Visitation steady over years at park

Oct. 14, 2000

By Janelle Holden
Journal Staff Writer

Until this year and its disastrous wildfires, visitor rates at Mesa Verde have held fairly steady for the past 10 years.

In 1992, the visitation rates peaked at 742,020 people, but have generally stayed in between 600,000 and 700,000 over the past decade.

In 2000, the Pony and Bircher wildfires forced the park’s closure for nearly three weeks during its peak tourist season – July and August — and now visitation rates are down by close to 30 percent for the first nine months of this year. In total, 349,654 tourists have visited the park in 2000.

Even with the fires, however, this year Mesa Verde National Park was rated by readers of Condé Nast Traveler as one of the top 10 U.S. monuments for the third year in a row. The park was ranked second behind San Simeon Castle in California and ahead of other monuments such as Pearl Harbor Memorial, Mount Rushmore and Gettysburg, Pennsylvania.

Chaco Canyon in New Mexico also made the top 10.

Although the park currently directly profits from the proceeds of ticket sales into the park, park officials say they have not used a planned marketing strategy to boost visitation, other than after this year’s fire season. The proceeds from ticket sales are directed to infrastructure projects.

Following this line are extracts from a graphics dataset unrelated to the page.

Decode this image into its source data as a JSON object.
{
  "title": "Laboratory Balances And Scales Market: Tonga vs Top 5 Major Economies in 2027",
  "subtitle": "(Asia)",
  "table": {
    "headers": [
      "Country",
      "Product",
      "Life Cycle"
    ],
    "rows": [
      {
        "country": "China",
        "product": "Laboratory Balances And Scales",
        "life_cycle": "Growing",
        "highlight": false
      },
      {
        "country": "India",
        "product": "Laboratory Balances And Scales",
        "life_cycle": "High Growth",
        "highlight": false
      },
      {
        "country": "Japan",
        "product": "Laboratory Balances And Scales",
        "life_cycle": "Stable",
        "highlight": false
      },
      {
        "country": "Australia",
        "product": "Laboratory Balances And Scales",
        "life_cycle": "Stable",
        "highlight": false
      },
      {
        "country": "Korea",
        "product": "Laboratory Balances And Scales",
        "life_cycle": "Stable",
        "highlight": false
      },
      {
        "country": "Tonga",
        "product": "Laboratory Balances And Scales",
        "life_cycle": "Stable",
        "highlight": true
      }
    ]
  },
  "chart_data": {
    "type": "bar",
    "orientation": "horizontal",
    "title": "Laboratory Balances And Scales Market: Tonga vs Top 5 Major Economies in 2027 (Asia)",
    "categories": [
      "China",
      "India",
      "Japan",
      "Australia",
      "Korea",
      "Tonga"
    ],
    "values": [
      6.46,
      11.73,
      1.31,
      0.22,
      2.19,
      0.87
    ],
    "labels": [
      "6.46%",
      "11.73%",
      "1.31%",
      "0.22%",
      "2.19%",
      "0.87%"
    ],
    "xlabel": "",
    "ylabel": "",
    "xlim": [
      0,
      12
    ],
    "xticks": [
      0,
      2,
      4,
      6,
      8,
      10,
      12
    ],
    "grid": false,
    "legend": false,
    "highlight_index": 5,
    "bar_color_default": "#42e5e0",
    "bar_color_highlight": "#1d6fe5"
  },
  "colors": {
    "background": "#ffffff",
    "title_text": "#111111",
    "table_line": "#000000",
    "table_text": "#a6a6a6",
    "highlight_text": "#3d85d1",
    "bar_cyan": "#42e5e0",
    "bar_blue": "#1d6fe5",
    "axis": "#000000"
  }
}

Will Morris, spokesman for the park, said that even in a normal year, the park has never reached carrying capacity. "We are nowhere near the carrying capacity of the (park’s only entrance) road," Morris said.

Complete carrying capacity is determined by parking space and traffic flow.

Morris said before visitors were charged an entrance fee, the park had experienced some parking difficulties, but rarely seems overcrowded now.

Currently, officials are studying the park’s social carrying capacity, or the amount of people tourists are comfortable with before their experience suffers.

By measuring the social carrying capacity through visitor surveys and visitor observations, park managers can identify at what places overcrowding normally occurs, and put a numeric value on social capacity.

Morris said the park is using a computer-generated visitor-experience and resource-protection process, in which Mesa Verde visitors are shown a computer-simulated model of various numbers of people visiting archaeological sites. They then select the image they think is unacceptably crowded.

The park plans to complete the survey project by next summer. From these numbers, park officials will measure maximum and social carrying capacity to determine the optimum visitor rates throughout the park.

Morris said these numbers will help determine whether a visitors center at the front of the park is needed, and whether the park should open sites during the winter.

"Our goal is to set management practices in place that move people to the right places," explained Morris.